Last time we ended at this step:

Quote Quote by Dickfore View Post
[tex]
\left\{\begin{array}{rcl}
\frac{d v}{d x} & = & p \\

\frac{d p}{d x} & = & \frac{v}{a} \, \left[p + \frac{n}{2 \, b} \, v^{2} \, (v^{2} - c) \right]
\end{array}\right.
[/tex]

where we also made the transformation [itex]p/2 \rightarrow p[/itex] again.
The boundary conditions that you gave translate to the following:

[tex]
\begin{array}{l}
x \rightarrow -\infty \Rightarrow v = \sqrt{c} \\

x = 0 \Rightarrow v = \sqrt{b + c}
\end{array}
[/tex]
The connection with the old variables is given by:

[tex]
u(x) = [v(x)]^{2}
[/tex]

When working with numerics, it is best to get rid of as many parameters as possible.
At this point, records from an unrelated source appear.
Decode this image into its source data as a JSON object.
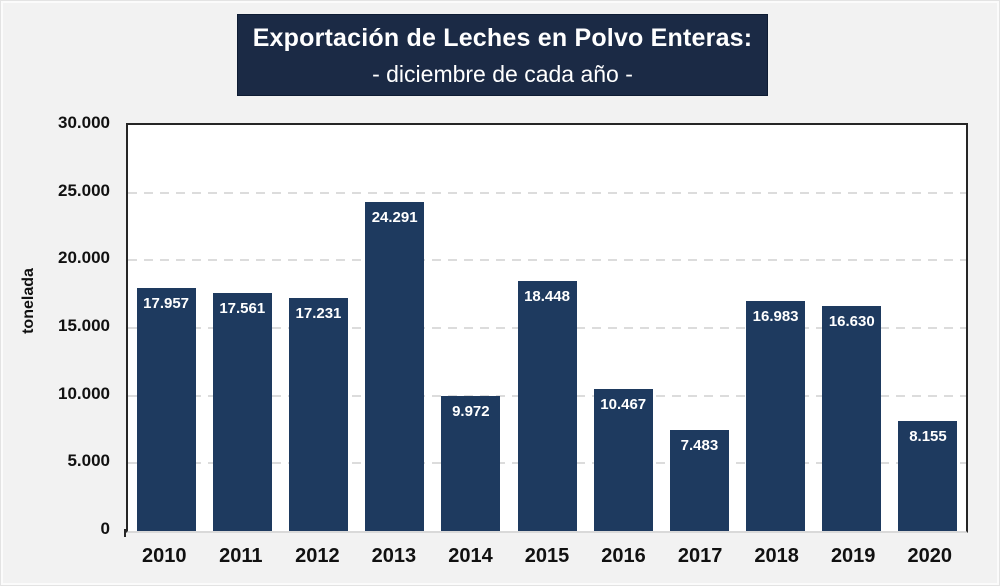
{
  "title": {
    "line1": "Exportación de Leches en Polvo Enteras:",
    "line2": "- diciembre de cada año -",
    "bg_color": "#1b2a45",
    "border_color": "#0e1c33",
    "text_color": "#ffffff"
  },
  "chart_data": {
    "type": "bar",
    "title": "Exportación de Leches en Polvo Enteras: - diciembre de cada año -",
    "categories": [
      "2010",
      "2011",
      "2012",
      "2013",
      "2014",
      "2015",
      "2016",
      "2017",
      "2018",
      "2019",
      "2020"
    ],
    "values": [
      17957,
      17561,
      17231,
      24291,
      9972,
      18448,
      10467,
      7483,
      16983,
      16630,
      8155
    ],
    "value_labels": [
      "17.957",
      "17.561",
      "17.231",
      "24.291",
      "9.972",
      "18.448",
      "10.467",
      "7.483",
      "16.983",
      "16.630",
      "8.155"
    ],
    "xlabel": "",
    "ylabel": "tonelada",
    "ylim": [
      0,
      30000
    ],
    "ytick_step": 5000,
    "yticks": [
      "0",
      "5.000",
      "10.000",
      "15.000",
      "20.000",
      "25.000",
      "30.000"
    ],
    "grid": "horizontal-dashed",
    "legend": "none",
    "colors": {
      "bar": "#1e3a5f",
      "plot_bg": "#ffffff",
      "page_bg": "#f2f2f2",
      "grid": "#dcdcdc",
      "axis": "#262626",
      "value_label": "#ffffff",
      "tick_text": "#111111"
    }
  }
}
Let's scale everything:

[tex]
\begin{array}{l}
x = x_{0} \, \bar{x} \\

v = v_{0} \, \bar{v} \\

p = p_{0} \, \bar{p}
\end{array}
[/tex]

Then the equations become:

[tex]
\begin{array}{rcl}
\frac{v_{0}}{x_{0}} \, \frac{d \bar{v}}{d \bar{x}} & = & p_{0} \, \bar{p} \\

\frac{p_{0}}{x_{0}} \, \frac{d \bar{p}}{d \bar{x}} & = & \frac{v_{0}}{a} \, \left[ p_{0} \, \bar{p} + \frac{n}{2 b} \, v^{2}_{0} \, \bar{v}^{2} \left(v^{2}_{0} \, \bar{v}^{2} - c \right) \right]
\end{array}
[/tex]

I think it is most convenient to make this choice:

[tex]
v^{2}_{0} = c, \; p_{0} = \frac{n}{2 b} \,v^{4}_{0}. \; \frac{p_{0}}{x_{0}} = \frac{v_{0} \, p_{0}}{a}
[/tex]

[tex]
x_{0} = \frac{a}{\sqrt{c}}, p_{0} = \frac{n \, c^{2}}{2 b}, \; v_{0} = \sqrt{c} \Rightarrow \frac{x_{0} \, p_{0}}{v_{0}} = \frac{a n c}{2 b} \equiv k
[/tex]

Also, let's get rid of the bars above the symbols again:

[tex]
\begin{array}{rcl}
\frac{d v}{d x} & = & k \, p \\

\frac{d p}{d x} & = & v \, \left[ p + v^{2} \, (v^{2} - 1) \right]
\end{array}
[/tex]

With the boundary conditions being:

[tex]
\left\{\begin{array}{l}
\sqrt{c} \, v = \sqrt{c}, \; x \rightarrow -\infty \\

\sqrt{c} \, v = \sqrt{b + c}, \; x = 0
\end{array}\right. \Rightarrow \left\{\begin{array}{l}
v = 1, \; x \rightarrow -\infty \\

v = \sqrt{1 + \frac{b}{c}} = M, \; x = 0
\end{array}\right.
[/tex]

Instead of having this limit as [itex]x \rightarrow -\infty[/itex], let us make the simultaneous substitution [itex]x \rightarrow -x, p \rightarrow -p[/itex]. The equations become:

[tex]
\begin{array}{rcl}
\frac{d v}{d x} & = & k \, p \\

\frac{d p}{d x} & = & v \, \left[ p + v^{2} \, (v^{2} - 1) \right]
\end{array}
[/tex]

with the boundary conditions:

[tex]
\left\{\begin{array}{l}
v = \sqrt{1 + \frac{b}{c}} = M, \; x = 0 \\

v \rightarrow 1, \; x \rightarrow \infty \\
\end{array}\right.
[/tex]

Can you find the stationary points for this autonomous non-linear system. What is their type?